そこで、電気配線を整理し、リノベーション空間の雰囲気に合うカバーをつけました。横引きは木製カバー、縦方向はPF管とルールをつくることで、どのプランでも同じテイストを保つことができるようにしました。

Before

After
- 松本
- 自由にできる:一般的な賃貸住宅は間取りが固定されていて、自分の暮らしを間取りにあわせなければならないことがデメリットに見えていたのですが、そういった暮らし方から解放されるよう、住み手が自由にできる部分をつくりました。

リビングとして床で過ごす

ダイニングとしてイスで過ごす
- 松本
- 無印良品のシェルフを組み合わせて間仕切としても使えるようにしました。暮らしによって間仕切りかたを変えることができます。

シェルフでの仕切りがない場合

シェルフでの仕切りがある場合
- 松本
- ダンボールふすまは軽いので移動が簡単です。
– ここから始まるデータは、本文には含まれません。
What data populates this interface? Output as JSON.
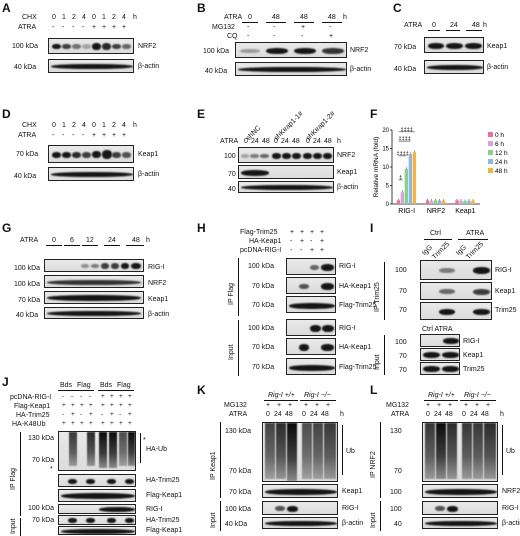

空間の使い方は、ふすまの仕切りかたによって変えることができます。

ダンボールふすまがある場合

ダンボールふすまがない場合
- 松本
- 押入れは奥行きが深いので、もともとは布団などサイズの大きなもの以外の収納は扱いにくかったのですが、シェルフを並べることで洋服や生活雑貨など小さなものも収納しやすくなります。ふすまを取り払うことで、部屋の延長としても使用が可能ですし、カーテンをつけて収納とすることも可能です。床の板張りは意匠的なことだけではなく、部屋の延長としても使用できるよう、床の補強も兼ねています。
このように全部をこわすのではなく、ここはもともと押し入れだったんだな、とわかるように残すのも空間のデザイン上のアクセントになっています。


- 松本
- 空間の有効活用としては、通常はカーテンレールをアルミサッシから持ち出していますが、棚を設け、そこにカーテンレールを設置しています。このことで、棚上に絵や小物を置いて部屋のアクセントにできるようにしています。右の写真はさらにその進化形で、持ち出した板とサッシをぐるりと囲むように設置しました。そうすることで、サッシ上は棚として、サッシ下はミニデスクとして、またベンチとしても使用できるものを今年度は新たに開発しています。